Another study revealed that a five-day administration of Ang 1-7 decreases proteinuria and improves glomerulosclerosis in the glomerulonephritis model (26). Whereas, Van der Wouden et al. reported that Ang 1-7 cannot reduce proteinuria in adriamycin-induced nephropathy (ADR- nephropathy) (27). Likewise, Velkoska et al. has shown that a ten-day Ang 1-7 infusion in subtotal nephrectomy model in rats is related to malignant effects on blood pressure, heart, increasing the ACE and decreasing activity of the ACE2 (28). This discrepancy, however, needs further detailed explorations. Regarding this discrepancy, it is probable that Ang 1-7 effects in the kidney are significantly influenced by the experimental conditions and level of RAS activities. In fact, differences between species, local, and systemic Ang1-7 concentrations, nephron segments, activity levels of RAS, together with water and electrolyte status can be responsible for the various angiotensin effects on kidney function.
Immunohistochemical studies indicate that there is a wide distribution of the Mas receptor in various nephron segments such as juxtaglomerular apparatus, proximal tubule, collecting ducts (29), and in the cortical and central regions of kidney of rats (30). The most important biological effects of Ang 1-7 is mediated through the Mas receptor (4). The deficiency of this receptor causes fluid retention, hypertension, proteinuria, collagen deposition, increased expression mRNA of AT1, and TGFβ in the kidney tissues (29). Therefore, the loss of Mas receptor disturbs the ACE/Ang II/AT1 axis and consequently exerts its destructive effects on the kidneys. Here, the reason is not clearly understood through which pathway Ang 1-7 reduces proteinuria and attenuates the kidney damage.

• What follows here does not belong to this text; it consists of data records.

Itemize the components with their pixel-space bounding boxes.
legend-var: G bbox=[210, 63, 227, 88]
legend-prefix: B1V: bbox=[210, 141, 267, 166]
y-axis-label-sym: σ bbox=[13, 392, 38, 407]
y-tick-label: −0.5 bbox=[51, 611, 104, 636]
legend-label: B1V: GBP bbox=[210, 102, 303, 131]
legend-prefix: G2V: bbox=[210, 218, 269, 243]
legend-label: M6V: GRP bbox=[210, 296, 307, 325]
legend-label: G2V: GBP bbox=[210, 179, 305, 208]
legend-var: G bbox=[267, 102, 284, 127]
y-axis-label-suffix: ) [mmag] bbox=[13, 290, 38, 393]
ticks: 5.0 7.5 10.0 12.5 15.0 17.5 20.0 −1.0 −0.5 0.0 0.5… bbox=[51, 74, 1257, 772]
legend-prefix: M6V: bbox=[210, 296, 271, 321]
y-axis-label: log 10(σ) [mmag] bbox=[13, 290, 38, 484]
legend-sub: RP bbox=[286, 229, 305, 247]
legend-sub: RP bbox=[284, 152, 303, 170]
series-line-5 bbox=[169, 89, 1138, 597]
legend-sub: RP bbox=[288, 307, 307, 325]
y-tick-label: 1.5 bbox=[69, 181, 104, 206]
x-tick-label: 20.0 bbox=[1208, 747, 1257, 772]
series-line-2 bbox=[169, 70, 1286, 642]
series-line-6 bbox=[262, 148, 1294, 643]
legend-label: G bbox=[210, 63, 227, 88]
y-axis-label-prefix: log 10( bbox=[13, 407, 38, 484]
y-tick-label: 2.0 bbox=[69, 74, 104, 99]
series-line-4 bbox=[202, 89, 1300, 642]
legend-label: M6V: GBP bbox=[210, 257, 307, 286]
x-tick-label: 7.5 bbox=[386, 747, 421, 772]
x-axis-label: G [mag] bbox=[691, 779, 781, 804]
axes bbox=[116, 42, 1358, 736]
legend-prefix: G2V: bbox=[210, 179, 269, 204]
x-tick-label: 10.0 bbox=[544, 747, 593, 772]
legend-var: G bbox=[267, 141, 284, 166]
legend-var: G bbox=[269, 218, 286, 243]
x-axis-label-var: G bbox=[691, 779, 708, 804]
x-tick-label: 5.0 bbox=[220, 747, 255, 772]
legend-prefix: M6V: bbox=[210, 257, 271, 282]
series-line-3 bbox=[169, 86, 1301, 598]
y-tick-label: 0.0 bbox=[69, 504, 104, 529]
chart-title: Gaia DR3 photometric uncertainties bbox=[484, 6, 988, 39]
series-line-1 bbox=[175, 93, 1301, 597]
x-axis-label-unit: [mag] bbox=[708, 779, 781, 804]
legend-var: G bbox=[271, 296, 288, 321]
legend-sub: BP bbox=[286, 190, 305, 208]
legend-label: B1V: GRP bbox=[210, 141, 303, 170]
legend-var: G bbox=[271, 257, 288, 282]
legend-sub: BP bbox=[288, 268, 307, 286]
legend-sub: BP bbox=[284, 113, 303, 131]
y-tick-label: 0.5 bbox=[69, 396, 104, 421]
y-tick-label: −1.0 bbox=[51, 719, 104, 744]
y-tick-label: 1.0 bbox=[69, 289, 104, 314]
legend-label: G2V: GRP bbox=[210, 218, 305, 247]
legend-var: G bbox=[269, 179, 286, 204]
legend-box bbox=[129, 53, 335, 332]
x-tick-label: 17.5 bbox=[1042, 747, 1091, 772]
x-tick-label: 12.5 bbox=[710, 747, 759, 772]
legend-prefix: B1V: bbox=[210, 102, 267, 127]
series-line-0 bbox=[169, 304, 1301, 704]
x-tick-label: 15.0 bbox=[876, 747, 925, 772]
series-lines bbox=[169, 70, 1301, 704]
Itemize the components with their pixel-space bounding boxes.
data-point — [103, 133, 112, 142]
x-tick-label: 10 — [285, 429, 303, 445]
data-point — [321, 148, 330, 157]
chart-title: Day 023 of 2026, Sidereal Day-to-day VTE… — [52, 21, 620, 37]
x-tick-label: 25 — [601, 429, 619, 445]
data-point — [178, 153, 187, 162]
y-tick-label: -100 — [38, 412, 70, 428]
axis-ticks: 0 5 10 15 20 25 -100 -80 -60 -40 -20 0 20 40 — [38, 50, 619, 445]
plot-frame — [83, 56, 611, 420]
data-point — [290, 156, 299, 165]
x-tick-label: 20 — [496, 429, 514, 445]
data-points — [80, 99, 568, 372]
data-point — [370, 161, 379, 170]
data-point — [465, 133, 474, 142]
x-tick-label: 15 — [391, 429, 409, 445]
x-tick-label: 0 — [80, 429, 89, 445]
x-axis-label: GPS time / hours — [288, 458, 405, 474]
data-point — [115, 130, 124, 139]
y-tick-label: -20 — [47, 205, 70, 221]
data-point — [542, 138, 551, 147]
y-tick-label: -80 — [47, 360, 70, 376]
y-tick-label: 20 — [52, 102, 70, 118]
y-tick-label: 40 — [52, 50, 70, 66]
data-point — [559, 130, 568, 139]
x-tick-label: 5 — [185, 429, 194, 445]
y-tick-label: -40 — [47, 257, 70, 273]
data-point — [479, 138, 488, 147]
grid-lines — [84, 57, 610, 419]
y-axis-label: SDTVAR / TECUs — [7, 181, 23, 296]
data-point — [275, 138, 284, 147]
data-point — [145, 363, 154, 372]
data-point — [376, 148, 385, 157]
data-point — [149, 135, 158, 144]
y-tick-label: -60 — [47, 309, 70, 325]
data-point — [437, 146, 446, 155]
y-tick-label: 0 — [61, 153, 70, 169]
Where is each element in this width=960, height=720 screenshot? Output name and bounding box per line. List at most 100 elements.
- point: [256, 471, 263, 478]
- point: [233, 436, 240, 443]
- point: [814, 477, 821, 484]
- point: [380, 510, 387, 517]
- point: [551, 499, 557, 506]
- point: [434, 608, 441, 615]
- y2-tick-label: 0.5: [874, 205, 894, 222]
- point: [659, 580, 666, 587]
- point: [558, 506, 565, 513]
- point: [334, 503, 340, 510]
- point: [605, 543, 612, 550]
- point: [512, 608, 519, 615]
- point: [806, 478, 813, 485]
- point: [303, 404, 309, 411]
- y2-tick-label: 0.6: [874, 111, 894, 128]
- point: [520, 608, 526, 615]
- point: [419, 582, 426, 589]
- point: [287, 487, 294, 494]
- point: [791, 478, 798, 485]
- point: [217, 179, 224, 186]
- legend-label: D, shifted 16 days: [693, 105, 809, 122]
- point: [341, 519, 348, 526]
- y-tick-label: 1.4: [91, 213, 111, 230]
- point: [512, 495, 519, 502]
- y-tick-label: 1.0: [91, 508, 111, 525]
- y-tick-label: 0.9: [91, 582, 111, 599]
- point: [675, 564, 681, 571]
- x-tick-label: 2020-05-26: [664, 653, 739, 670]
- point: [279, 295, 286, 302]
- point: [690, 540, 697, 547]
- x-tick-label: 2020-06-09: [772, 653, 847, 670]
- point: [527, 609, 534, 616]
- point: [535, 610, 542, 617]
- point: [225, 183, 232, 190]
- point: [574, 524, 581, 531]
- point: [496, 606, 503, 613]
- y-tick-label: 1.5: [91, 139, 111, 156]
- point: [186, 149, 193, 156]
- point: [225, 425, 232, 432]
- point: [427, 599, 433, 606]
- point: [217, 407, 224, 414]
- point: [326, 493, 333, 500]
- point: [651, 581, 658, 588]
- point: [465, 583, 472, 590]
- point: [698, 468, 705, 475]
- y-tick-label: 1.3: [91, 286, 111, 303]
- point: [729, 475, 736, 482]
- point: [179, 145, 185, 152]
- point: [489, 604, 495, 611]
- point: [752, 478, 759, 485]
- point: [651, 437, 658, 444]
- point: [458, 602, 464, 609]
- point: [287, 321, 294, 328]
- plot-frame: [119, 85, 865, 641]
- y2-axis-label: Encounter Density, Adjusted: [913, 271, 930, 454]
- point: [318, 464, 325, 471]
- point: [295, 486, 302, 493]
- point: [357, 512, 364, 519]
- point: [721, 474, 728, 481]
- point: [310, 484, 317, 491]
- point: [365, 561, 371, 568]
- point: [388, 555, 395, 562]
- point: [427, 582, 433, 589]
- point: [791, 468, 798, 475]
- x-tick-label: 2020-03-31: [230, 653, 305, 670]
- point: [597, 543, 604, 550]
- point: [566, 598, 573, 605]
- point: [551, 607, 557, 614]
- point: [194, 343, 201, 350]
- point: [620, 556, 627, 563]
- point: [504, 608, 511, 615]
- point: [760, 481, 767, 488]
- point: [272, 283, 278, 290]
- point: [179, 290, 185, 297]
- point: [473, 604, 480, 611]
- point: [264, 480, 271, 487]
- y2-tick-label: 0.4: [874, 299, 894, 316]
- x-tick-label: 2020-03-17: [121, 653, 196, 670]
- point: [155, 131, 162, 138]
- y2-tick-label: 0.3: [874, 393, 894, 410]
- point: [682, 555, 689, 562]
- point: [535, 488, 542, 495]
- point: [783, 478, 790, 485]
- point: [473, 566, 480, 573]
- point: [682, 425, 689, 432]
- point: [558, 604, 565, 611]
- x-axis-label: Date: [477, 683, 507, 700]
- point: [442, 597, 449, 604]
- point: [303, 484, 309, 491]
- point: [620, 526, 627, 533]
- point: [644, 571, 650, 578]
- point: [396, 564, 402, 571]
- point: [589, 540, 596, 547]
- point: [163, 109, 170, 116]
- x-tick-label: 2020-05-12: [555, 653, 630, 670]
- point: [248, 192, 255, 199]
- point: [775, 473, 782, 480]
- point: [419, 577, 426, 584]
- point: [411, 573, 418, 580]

Matsusaka et al. reported that ARBs reduce podocyte damage, decrease proteinuria and glomerulosclerosis in the NEP25 model (31). Similarly, this protective effect depends on the inhibition of AT1 receptor. Natio’s report emphasizes that not only the inhibition of AT1 receptor, but also the effect of Ang II through AT2 receptor lead to the protection of podocytes in the nephrectomy 5/6 model, following ARBs administration (32).
CONCLUSION
Although AT1 receptor blockers (ARBs) play important roles in the treatment of kidney diseases, according to the results of this study, our data suggest a synergistic effect of losartan and Ang 1-7 on renal function improvement. It is clear that part of this effect depends on Mas receptor, which can be confirmed in subsequent studies using A779 as Mas receptor antagonist. Therefore, it is suggested that therapeutic attention be given to Ang 1-7. Considering the above findings regarding the protective role of Ang1-7 and losartan on I/R injury, it is suggested that the role of TGFβ, BK, and other mechanisms involved in this effect be taken into more detailed consideration in the future studies.
ACKNOWLEDGMENTS
The research was financially supported by Zahedan University of Medical Sciences, Zahedan, I.R. Iran (Grant No. 8001).